I will state up front that I am confident that this decision will get to the U.S. Supreme Court, and that if and when it does, it will be reversed.
The 10th U.S. Circuit Court of Appeals at Denver ruled 2-1 that website designer Lorie Smith and her company, 303 Creative, violated a Colorado law by refusing to create a website celebrating a same sex union. forin a lawsuit filed before the law was used against her. She was represented by Alliance Defending Freedom, a conservative Christian nonprofit, who also represented Christian baker Jack Phillips, who refused to bake a cake for a same-sex wedding. There is a material difference, however, between a cake and a website. A cake is not generally thought of as expression, and there is a colorable argument that a bakery is a public accommodation. But Smith, whose company designs wedding websites, argues that forcing her to make one that supports a same-sex marriage violates her religious beliefs. It isn’t frosting and cake shades at issue, it’s words.

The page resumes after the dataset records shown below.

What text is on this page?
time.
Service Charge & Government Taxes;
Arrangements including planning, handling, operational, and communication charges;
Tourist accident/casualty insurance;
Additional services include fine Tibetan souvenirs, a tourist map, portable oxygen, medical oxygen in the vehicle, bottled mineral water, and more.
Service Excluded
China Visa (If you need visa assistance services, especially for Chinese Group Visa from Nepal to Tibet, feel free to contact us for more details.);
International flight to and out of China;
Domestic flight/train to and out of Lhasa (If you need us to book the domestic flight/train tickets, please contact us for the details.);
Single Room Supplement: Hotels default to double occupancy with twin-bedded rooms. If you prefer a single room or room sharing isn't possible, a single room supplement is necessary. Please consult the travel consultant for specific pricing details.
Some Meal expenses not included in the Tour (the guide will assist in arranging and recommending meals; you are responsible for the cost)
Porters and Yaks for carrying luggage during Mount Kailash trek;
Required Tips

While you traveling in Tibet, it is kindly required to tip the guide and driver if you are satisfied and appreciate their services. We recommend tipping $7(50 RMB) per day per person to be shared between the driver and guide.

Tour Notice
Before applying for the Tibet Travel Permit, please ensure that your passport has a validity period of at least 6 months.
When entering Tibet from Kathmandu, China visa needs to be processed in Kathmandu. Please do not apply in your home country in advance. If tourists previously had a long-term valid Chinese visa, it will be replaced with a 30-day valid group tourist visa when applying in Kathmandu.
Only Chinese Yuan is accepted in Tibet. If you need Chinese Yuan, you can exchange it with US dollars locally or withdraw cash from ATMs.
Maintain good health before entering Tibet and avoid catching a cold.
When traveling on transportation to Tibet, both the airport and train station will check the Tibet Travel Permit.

A Colorado public accommodation law bars public accommodations from refusing to provide equal access to services because of sexual orientation. The law’s communication clause also says public accommodations cannot publish any communication indicating that full access to services will not be provided because of sexual orientation. The appeals court majority decreed that neither provision violates Smith’s free speech and free exercise rights under the First Amendment, even though it acknowledged that Smith’s websites are pure speech that involve her unique creative talents. But, the Court claims, indulging in an “its isn’t what it is” rationalization, Colorado “has a compelling interest in protecting both the dignity interests of members of marginalized groups and their material interests in accessing the commercial marketplace…We agree with the dissent that a diversity of faiths and religious exercise, including appellants’, ‘enriches’ our society…Yet a faith that enriches society in one way might also damage society in other ways, particularly when that faith would exclude others from unique goods or services.”
This opinion is way, way over the traditional judicially-drawn line between compelling public accommodations to be equally accessible to all and compelling artistic expression. Under this theory, a singer who performs at weddings would have to warble at a same-sex ceremony, even if her faith held that such a ceremony was a sin.
The dissenter,Chief Judge Timothy Tymkovich, wrote persuasively that no previous case had claimed that the state has a compelling interest in forcing Smith to speak a government-approved message against her religious beliefs. “The majority takes the remarkable—and novel—stance that the government may force Ms. Smith to produce messages that violate her conscience,” he said. “It seems we have moved from ‘live and let live’ to ‘you can’t say that.'”
It seems to me that there is an easy solution for the web designer: just make a lousy website, and inform them that this is what they’ll get: “OK, but I can’t guarantee the quality of a product I am not inspired by. You take your chances.” If the clients are dissatisfied, fine: they can have their money back. The law might be able to make an artist serve a client (though I doubt it), but it can’t dictate the quality of the art. Enforcing contracts involving artistic performance has always excluded requiring the performer to perform for exactly this reason. That singer can sing off-key if she chooses, and it’s ethical if she warns those forcing her to sing.
Writes Prof Volokh in part: “(I co-filed an amicus brief on behalf of the Cato Institute, supporting the web site designer.) At first glance, this appears to be inconsistent with the Eighth Circuit’s decision in Telescope Media Group v. Lucero, which upheld videographers’ right not to create videos of same-sex weddings. I expect this circuit split will make this a good candidate for Supreme Court review—unlike Masterpiece Cakeshop, this case indubitably involves the creation of speech, and not just of a wedding cake, so it squarely tees up the compelled-creation-of-speech issue.”
Unlike my position in the Masterpiece Cakeshop controversy—“Oh, bake the damn cake!”— I see only one jerkish side in this one: the couple that deliberately sought out a website design company that made it known in its advertising that it wouldn’t make sites for same-sex weddings. Baking a cake for a wedding is not participating in the wedding. Making a website celebrating a wedding is directly endorsing it, and no one should be compelled to advocate, celebrate or endorse what they have a religious objection to. Contrary to the Tenth Circuit’s ruling, the state’s most compelling interest should be protecting individual rights.